Z danych serwisu RynekPierwotny.pl dla "Rz" wynika, że osobom zarabiającym przeciętne wynagrodzenie w sektorze przedsiębiorstw (w sierpniu było to niespełna 8190 zł brutto) zarobienie na nowe mieszkanie średniej wielkości zajęłoby dziewięć lat.
- Rzecz jasna, jest to okres umowny. W praktyce oszczędzanie na mieszkanie trwałoby o wiele dłużej, bo nikt nie jest w stanie odkładać całej swojej pensji. Nie wiadomo też, jak w przyszłości będą rosły ceny mieszkań, a jak wynagrodzenia - zaznaczył cytowany przez dziennik Marek Wielgo, analityk serwisu.
Dalsza część artykułu pod materiałem wideo
Portal porównał przeciętną płacę brutto w sektorze przedsiębiorstw ze średnią ceną nowego 55-metrowego mieszkania. W sierpniu br. przeciętna cena lokalu o powierzchni 55 m kw. w ofercie deweloperów w Warszawie stanowiła równowartość 92 miesięcznych wynagrodzeń brutto. W sierpniu ub.r. było to 88 średnich pensji, a w 2022 r. - 84 - podała "Rz".
W Krakowie średnia cena takiego lokalu to równowartość 84 pensji, tyle samo, ile w 2023 r., ale w 2022 r. wystarczyło 75 miesięcznych wynagrodzeń.
W Gdańsku średnia cena to odpowiednik 78 przeciętnych pensji (w 2023 r. - 76, a w 2022 r. – 73).
Siła nabywcza klientów skurczyła się we wszystkich metropoliach. W najgorszej sytuacji są mieszkańcy Warszawy - podkreślił ekspert.
Coraz wyższe ceny mieszkań (w ubiegłym roku rynek nieruchomości rozgrzał program "Bezpieczny kredyt 2 proc.") wpłynęły na spadek popytu - zauważa "Rz". Kupujących jest mniej. Część klientów czeka na program tanich kredytów "Na start".
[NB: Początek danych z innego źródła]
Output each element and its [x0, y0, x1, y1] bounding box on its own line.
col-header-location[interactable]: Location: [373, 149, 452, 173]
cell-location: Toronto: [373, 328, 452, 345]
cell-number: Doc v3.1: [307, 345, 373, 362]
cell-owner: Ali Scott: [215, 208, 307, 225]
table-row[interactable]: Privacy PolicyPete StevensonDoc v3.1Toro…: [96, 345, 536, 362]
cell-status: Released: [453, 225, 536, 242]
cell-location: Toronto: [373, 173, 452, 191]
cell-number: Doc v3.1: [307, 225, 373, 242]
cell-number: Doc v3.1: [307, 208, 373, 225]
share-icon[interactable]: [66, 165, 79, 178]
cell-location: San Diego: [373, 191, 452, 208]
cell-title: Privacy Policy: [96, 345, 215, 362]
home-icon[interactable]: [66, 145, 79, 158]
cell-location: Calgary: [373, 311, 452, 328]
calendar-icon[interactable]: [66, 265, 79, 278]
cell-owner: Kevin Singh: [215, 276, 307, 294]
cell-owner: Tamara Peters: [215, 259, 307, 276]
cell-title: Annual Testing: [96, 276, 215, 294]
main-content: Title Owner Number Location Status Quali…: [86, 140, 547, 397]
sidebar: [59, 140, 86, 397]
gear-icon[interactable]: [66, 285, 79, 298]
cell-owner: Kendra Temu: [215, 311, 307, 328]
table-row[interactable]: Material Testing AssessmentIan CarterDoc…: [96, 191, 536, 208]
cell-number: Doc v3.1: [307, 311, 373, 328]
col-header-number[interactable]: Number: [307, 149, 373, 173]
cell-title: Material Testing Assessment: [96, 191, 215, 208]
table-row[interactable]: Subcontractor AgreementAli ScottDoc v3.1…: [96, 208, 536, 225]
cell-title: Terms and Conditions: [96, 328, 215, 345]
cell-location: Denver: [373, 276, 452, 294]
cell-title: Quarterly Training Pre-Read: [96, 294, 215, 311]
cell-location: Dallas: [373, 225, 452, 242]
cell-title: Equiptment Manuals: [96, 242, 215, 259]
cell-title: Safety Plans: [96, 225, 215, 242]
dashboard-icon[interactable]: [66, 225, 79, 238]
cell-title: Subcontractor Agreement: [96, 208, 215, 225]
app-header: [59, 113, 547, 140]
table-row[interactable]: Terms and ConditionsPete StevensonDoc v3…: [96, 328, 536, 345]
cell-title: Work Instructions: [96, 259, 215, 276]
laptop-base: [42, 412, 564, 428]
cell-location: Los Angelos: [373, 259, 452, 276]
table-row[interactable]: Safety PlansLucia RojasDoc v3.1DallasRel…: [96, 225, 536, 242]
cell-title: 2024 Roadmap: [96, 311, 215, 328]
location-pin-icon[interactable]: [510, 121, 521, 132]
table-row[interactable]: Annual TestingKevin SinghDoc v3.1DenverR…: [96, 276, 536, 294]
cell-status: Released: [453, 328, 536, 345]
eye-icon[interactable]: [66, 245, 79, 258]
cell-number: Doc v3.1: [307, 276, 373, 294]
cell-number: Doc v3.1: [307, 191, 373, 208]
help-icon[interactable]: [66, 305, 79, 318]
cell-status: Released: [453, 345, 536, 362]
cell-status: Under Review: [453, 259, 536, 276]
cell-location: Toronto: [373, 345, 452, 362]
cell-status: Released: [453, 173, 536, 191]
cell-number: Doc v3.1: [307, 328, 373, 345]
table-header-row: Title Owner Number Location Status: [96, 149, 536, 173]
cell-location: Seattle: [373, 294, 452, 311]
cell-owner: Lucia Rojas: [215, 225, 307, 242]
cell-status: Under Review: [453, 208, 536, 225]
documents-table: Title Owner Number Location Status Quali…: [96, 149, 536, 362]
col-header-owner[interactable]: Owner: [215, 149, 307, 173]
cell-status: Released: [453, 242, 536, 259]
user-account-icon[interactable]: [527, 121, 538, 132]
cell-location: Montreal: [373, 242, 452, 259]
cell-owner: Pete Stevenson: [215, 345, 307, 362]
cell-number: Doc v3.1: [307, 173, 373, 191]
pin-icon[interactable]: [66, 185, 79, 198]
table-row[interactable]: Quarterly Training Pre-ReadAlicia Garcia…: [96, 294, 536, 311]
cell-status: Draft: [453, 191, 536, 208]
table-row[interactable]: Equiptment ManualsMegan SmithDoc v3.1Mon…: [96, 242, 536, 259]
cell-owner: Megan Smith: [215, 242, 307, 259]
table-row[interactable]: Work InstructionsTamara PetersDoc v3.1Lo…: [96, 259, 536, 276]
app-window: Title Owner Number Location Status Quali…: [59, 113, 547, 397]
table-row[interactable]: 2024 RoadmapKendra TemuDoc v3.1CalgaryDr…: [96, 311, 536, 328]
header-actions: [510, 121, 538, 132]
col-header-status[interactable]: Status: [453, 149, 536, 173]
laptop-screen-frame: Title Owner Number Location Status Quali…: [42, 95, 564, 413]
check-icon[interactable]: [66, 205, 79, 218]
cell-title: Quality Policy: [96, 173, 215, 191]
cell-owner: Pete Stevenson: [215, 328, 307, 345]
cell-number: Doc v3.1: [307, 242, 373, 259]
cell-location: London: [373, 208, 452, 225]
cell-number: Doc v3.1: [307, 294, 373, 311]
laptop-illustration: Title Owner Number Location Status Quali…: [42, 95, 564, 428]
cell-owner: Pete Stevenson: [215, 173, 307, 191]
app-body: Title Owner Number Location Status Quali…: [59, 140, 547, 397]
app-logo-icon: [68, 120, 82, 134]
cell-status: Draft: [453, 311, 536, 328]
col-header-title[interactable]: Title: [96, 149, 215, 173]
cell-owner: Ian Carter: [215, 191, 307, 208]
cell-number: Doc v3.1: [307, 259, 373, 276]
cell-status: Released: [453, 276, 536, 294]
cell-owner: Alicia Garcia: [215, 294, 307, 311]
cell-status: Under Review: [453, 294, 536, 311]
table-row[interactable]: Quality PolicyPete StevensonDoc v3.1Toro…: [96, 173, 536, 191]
Podaż mocno ograniczona. Poprawy nie widać
Czy Polacy są skazani na drogie mieszkania? - stawia pytanie gazeta, po czym wyjaśnia: na podaż bezpośredni wpływ ma dostępność gruntów budowlanych, a ta jest dziś mocno ograniczona, co jest efektem problemów z planami zagospodarowania przestrzennego, kwestii prawnych, własnościowych i reprywatyzacyjnych.
Na poprawę dostępności mieszkań w największych metropoliach raczej nie liczy Wielgo. Według eksperta ceny osiągnęły poziom, który stawia wielu przed wyborem: najem mieszkania w lokalizacji, w której zakup wymarzonego lokum jest poza ich zasięgiem finansowym, albo przeprowadzka do którejś z miejscowości okalających metropolię - czytamy w dzienniku.